Mohandas Gandhi used nonviolent civil disobedience during a campaign in 1930 and 1931 to pave the way for Indian independence. His efforts started with the Salt March, which undermined British authority and gave Indians a sense of national solidarity.
To protest the British prohibition on Indians collecting or selling salt, Gandhi conducted his famous Salt March on March 12, 1930. The British not only forced Indians who wanted salt to purchase it from them, but they also leveraged a hefty tax on the commodity. Gandhi believed the march would address the direct issue along with helping to unify Indians, according to History.com. As he marched from Sabarmati to the Arabian Sea, more than 240 miles away, Gandhi spoke to Indians along the way. By the time he reached his destination and plucked natural salt from the sea, he had inspired thousands to follow. British police arrested 60,000 people for violating the salt laws.

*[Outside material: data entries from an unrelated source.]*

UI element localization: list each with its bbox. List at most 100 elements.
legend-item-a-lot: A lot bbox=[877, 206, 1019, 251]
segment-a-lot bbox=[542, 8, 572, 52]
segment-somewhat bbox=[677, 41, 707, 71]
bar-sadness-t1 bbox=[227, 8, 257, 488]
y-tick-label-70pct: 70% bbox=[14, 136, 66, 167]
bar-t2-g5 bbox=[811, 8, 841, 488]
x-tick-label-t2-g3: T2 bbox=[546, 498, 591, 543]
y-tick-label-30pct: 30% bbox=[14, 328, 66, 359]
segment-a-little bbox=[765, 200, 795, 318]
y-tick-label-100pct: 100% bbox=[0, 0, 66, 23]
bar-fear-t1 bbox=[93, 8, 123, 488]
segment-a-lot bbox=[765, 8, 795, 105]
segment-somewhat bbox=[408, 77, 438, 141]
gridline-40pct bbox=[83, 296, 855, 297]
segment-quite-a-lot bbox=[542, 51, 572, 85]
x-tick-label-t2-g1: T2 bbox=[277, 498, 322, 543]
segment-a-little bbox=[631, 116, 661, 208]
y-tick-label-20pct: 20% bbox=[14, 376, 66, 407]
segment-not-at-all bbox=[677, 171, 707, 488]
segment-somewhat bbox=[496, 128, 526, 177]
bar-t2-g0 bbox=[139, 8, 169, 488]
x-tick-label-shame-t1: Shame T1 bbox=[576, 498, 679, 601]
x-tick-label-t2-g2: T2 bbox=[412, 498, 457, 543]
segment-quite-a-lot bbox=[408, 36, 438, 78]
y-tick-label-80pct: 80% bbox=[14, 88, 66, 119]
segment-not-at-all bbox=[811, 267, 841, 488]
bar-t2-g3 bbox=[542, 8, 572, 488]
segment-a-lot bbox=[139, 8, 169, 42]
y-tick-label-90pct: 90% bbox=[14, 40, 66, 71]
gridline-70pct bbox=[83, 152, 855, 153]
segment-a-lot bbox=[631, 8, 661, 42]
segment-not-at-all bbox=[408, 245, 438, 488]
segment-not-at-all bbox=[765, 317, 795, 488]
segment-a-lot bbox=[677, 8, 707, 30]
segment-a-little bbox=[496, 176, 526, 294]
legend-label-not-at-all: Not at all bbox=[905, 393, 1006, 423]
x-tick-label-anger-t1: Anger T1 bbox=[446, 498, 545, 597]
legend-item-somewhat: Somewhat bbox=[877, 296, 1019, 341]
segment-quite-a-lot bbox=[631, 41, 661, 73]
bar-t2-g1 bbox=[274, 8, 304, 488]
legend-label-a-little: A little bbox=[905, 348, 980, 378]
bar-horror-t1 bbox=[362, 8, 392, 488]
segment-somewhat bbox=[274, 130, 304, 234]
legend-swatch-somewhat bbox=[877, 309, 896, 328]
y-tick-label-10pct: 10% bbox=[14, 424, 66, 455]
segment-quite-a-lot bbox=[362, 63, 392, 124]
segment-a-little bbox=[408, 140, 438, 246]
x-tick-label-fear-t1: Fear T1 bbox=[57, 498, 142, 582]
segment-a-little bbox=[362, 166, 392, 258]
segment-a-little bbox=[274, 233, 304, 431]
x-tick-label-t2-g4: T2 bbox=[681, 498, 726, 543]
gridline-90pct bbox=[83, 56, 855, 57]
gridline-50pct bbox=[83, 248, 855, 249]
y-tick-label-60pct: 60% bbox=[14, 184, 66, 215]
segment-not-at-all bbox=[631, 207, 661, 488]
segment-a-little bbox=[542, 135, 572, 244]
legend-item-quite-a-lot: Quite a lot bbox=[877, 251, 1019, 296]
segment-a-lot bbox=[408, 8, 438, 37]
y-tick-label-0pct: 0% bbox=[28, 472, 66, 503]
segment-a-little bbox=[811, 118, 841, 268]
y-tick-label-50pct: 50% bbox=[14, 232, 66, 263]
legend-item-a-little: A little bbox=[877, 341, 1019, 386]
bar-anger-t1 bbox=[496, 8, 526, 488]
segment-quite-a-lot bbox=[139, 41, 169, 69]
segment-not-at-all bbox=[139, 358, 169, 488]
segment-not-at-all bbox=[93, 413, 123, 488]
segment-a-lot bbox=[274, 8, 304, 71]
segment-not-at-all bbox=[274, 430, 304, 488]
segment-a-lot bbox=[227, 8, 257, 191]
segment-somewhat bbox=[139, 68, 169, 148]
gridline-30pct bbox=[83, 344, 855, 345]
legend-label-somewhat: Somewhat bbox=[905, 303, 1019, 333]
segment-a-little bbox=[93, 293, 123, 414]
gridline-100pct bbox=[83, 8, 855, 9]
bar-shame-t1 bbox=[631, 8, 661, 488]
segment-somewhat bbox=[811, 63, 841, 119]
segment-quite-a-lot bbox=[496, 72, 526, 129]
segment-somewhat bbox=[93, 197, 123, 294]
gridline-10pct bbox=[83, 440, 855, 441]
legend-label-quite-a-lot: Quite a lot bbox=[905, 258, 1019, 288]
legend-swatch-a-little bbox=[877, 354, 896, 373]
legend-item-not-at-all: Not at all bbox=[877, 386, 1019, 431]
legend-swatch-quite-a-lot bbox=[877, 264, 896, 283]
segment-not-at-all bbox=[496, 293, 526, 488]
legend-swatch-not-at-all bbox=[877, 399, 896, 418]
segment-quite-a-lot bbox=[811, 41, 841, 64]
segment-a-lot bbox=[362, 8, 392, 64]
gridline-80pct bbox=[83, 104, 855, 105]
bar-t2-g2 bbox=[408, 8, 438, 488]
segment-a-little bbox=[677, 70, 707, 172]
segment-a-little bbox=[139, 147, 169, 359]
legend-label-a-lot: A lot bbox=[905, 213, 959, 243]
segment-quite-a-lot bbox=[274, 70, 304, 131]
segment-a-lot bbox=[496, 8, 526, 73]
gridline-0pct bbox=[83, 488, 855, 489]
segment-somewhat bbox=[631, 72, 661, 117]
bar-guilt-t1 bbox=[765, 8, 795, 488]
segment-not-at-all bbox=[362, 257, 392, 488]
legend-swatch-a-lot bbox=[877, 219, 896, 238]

According to the International Center on Nonviolent Conflict, the Salt March did not gain concessions from the British toward Indian independence, but it did inspire the Indian people to think of their country as one large, unified whole.
Gandhi continued to lead nonviolent protests, eventually gaining the attention of the British government. According to History.com, British leaders believed that Gandhi was too prolific to ignore. They gave India its independence in 1947. A Hindu extremist assassinated Gandhi not quite six months later.